Maps will be used extensively in the following units.
- Distinguish between the tectonic and hydrologic cycle.
- Recognize the relationship between stream velocity and the erosion, transportation, and deposition of sediment.
- Describe how sediment is transported as bed load, suspended load, and dissolved load.
- Describe the various features created through repeated cycles of river erosion and deposition, including potholes, bars, braded and meandering streams, flood plains, deltas, and alluvial fans.
- Describe how the tectonic and hydrologic cycle work together to shape the land.
- Indicate how streams shape their valleys by down cutting, lateral erosion, headward erosion, and sediment deposition.
- Recognize the factors that affect slope erosion.
- Describe the relationship between the drainage pattern that a river and its tributaries develop and the nature and structure of underlying rocks.
- Distinguish between porosity and permeability and indicate how these factors influence ground water.
- Recognize the relationships among springs, streams (gaining and losing), and ground water.
- Explain why certain rock types make good aquifers.
- Indicate where deserts are typically located and give some reasons for their geographic distribution.
- Contrast the characteristics of arid regions to humid regions in terms of drainage, base level, and landscape.
- Compare wind and water as agents of erosion and deposition.
- Discuss how glaciation has influenced landscapes in many parts of the world.
- Indicate how glaciers form, grow, move, and shrink.
- Contrast the erosional and depositional features of both continental and alpine glaciers.
- Describe the ways in which waves erode.
- Sketch and label a cross section of a typical coastal beach.
- Understand why coastlines are retreating in many areas of the world.
- Explain the importance of river sediment and submarine canyons to beach sand supply.
Each student will complete at least one project. The nature of the project is open to the student, subject to the approval of the instructor. It is anticipated that most students will make a collection of rocks and minerals, although some may choose to report on current geological developments, make a collection of photographs of an area of geological interest, etc.
Contact Bookstore for current textbook.
Collection of rock and mineral specimens.

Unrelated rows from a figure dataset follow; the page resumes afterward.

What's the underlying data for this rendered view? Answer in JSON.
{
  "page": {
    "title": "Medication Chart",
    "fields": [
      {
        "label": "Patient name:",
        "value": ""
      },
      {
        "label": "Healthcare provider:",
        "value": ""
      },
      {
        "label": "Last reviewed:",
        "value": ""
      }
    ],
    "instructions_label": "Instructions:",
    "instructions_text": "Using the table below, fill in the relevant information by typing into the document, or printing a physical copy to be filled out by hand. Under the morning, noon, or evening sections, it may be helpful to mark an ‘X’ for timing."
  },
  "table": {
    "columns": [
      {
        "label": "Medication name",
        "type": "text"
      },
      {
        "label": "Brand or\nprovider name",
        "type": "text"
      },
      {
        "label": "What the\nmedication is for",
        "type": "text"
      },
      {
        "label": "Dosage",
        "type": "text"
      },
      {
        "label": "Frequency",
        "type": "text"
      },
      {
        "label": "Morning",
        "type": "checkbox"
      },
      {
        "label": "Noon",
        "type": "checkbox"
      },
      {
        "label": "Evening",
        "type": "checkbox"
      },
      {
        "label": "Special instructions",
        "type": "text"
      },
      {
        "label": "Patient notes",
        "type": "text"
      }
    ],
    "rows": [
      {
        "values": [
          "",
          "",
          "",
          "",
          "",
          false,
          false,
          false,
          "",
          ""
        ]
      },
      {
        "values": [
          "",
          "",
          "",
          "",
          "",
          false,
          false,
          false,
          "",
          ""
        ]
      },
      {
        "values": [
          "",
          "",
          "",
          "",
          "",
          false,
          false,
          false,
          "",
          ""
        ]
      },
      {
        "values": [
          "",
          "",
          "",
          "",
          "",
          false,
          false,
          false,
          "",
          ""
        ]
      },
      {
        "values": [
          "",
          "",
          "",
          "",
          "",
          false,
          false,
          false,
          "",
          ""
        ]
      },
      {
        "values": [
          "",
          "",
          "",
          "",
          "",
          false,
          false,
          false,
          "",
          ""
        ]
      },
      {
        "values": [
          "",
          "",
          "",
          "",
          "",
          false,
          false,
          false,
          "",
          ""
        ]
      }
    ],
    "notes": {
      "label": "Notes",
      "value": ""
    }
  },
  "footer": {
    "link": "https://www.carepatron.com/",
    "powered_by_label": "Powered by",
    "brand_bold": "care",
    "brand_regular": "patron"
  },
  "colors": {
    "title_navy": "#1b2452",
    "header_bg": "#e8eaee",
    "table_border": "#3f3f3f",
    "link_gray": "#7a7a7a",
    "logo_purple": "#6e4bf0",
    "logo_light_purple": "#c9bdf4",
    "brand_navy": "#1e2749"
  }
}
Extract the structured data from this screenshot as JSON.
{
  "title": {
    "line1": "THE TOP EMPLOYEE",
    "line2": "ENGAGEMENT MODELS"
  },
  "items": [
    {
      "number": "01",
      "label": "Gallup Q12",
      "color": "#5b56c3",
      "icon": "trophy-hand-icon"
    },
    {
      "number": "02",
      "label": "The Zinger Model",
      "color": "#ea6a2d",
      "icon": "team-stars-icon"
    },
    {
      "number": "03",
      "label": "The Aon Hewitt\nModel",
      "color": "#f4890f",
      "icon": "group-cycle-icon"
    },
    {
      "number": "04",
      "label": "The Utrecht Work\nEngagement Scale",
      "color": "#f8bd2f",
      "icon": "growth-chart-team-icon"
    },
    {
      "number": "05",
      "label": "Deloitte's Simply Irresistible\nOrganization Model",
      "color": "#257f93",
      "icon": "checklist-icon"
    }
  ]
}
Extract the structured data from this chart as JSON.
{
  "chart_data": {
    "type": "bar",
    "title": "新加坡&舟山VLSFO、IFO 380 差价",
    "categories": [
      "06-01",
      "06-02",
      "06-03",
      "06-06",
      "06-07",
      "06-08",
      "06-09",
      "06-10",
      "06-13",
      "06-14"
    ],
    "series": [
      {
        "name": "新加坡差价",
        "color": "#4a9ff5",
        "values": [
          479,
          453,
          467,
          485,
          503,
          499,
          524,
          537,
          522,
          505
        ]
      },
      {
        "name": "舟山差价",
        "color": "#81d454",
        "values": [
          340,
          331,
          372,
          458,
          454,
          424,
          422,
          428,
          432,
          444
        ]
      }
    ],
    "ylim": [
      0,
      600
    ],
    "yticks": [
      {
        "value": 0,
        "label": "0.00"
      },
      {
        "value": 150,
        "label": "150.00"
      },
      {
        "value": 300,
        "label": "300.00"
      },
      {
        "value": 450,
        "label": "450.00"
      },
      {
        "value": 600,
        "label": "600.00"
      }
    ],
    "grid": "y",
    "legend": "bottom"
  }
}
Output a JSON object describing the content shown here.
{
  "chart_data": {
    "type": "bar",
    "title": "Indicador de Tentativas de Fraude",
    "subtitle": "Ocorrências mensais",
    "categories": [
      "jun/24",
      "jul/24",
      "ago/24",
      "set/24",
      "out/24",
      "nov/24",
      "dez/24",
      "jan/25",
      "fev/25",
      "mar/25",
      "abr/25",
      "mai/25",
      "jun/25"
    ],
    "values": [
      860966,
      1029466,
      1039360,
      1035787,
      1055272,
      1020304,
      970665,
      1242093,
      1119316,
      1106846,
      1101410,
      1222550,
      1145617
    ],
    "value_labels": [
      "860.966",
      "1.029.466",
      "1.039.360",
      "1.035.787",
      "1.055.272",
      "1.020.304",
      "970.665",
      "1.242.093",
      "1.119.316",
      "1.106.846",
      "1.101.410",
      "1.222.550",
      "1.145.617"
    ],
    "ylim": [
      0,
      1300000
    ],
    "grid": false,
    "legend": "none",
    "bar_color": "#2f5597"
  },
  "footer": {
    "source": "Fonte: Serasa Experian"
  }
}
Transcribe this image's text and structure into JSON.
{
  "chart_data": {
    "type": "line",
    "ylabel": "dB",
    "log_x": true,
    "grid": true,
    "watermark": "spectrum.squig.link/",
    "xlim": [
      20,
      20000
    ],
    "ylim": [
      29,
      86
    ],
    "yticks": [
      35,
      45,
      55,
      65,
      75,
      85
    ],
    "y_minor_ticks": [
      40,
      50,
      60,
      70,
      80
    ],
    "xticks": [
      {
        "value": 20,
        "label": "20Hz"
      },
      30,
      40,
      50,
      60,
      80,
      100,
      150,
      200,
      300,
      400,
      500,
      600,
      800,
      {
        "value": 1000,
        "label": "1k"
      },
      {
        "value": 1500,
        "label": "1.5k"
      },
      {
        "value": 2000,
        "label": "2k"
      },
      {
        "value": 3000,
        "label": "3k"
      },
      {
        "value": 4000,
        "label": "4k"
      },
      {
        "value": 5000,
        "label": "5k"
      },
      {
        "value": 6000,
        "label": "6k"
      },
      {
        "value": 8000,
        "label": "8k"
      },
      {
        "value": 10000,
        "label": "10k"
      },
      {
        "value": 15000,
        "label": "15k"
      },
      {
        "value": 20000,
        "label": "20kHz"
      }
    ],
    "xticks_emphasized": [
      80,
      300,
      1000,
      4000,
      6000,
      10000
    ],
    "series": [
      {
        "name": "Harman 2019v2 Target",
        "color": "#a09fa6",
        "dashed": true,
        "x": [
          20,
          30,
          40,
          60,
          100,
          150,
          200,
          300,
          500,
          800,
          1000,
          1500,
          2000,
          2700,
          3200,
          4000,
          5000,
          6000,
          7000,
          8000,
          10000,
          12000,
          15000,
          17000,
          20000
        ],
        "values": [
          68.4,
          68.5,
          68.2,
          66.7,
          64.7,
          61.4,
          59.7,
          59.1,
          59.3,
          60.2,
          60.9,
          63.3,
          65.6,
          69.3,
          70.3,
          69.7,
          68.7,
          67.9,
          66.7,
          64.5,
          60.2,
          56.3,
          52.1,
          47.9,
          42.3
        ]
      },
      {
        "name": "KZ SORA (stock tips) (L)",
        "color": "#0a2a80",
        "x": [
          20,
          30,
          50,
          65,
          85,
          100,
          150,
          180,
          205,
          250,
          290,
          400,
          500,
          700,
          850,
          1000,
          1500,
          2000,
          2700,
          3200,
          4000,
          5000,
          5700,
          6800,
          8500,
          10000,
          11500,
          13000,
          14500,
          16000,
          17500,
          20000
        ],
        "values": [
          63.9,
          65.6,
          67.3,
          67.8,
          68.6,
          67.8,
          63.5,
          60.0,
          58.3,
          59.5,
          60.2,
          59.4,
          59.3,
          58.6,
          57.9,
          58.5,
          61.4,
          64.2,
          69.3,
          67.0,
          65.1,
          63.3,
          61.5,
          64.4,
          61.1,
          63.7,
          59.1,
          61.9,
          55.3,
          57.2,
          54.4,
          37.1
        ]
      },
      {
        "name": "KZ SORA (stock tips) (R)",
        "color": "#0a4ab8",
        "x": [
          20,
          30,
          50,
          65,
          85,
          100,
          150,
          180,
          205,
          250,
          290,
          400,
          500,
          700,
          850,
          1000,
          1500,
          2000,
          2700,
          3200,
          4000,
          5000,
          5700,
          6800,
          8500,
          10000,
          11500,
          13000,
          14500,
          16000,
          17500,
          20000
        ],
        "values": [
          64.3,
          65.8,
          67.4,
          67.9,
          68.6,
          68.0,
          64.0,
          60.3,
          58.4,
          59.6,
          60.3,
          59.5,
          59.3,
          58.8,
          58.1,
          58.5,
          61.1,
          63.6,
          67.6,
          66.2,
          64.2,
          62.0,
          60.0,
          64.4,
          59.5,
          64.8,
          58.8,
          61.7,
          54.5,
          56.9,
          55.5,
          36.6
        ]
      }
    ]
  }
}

Students should adhere to the attendance policy outlined by the instructor in the course syllabus.
The grading policy will be outlined by the instructor in the course syllabus.
Maximum class size:
Based on classroom occupancy
Course Time Frame:
The U.S. Department of Education, Higher Learning Commission and the Kansas Board of Regents define credit hour and have specific regulations that the college must follow when developing, teaching and assessing the educational aspects of the college. A credit hour is an amount of work represented in intended learning outcomes and verified by evidence of student achievement that is an institutionally-established equivalency that reasonably approximates not less than one hour of classroom or direct faculty instruction and a minimum of two hours of out-of-class student work for approximately fifteen weeks for one semester hour of credit or an equivalent amount of work over a different amount of time, The number of semester hours of credit allowed for each distance education or blended hybrid courses shall be assigned by the college based on the amount of time needed to achieve the same course outcomes in a purely face-to-face format.
Refer to the following policies:
402.00 Academic Code of Conduct
263.00 Student Appeal of Course Grades
403.00 Student Code of Conduct
Disability Services Program:
Cowley College, in recognition of state and federal laws, will accommodate a student with a documented disability. If a student has a disability, which may impact work in this class, which requires accommodations, contact the Disability Services Coordinator.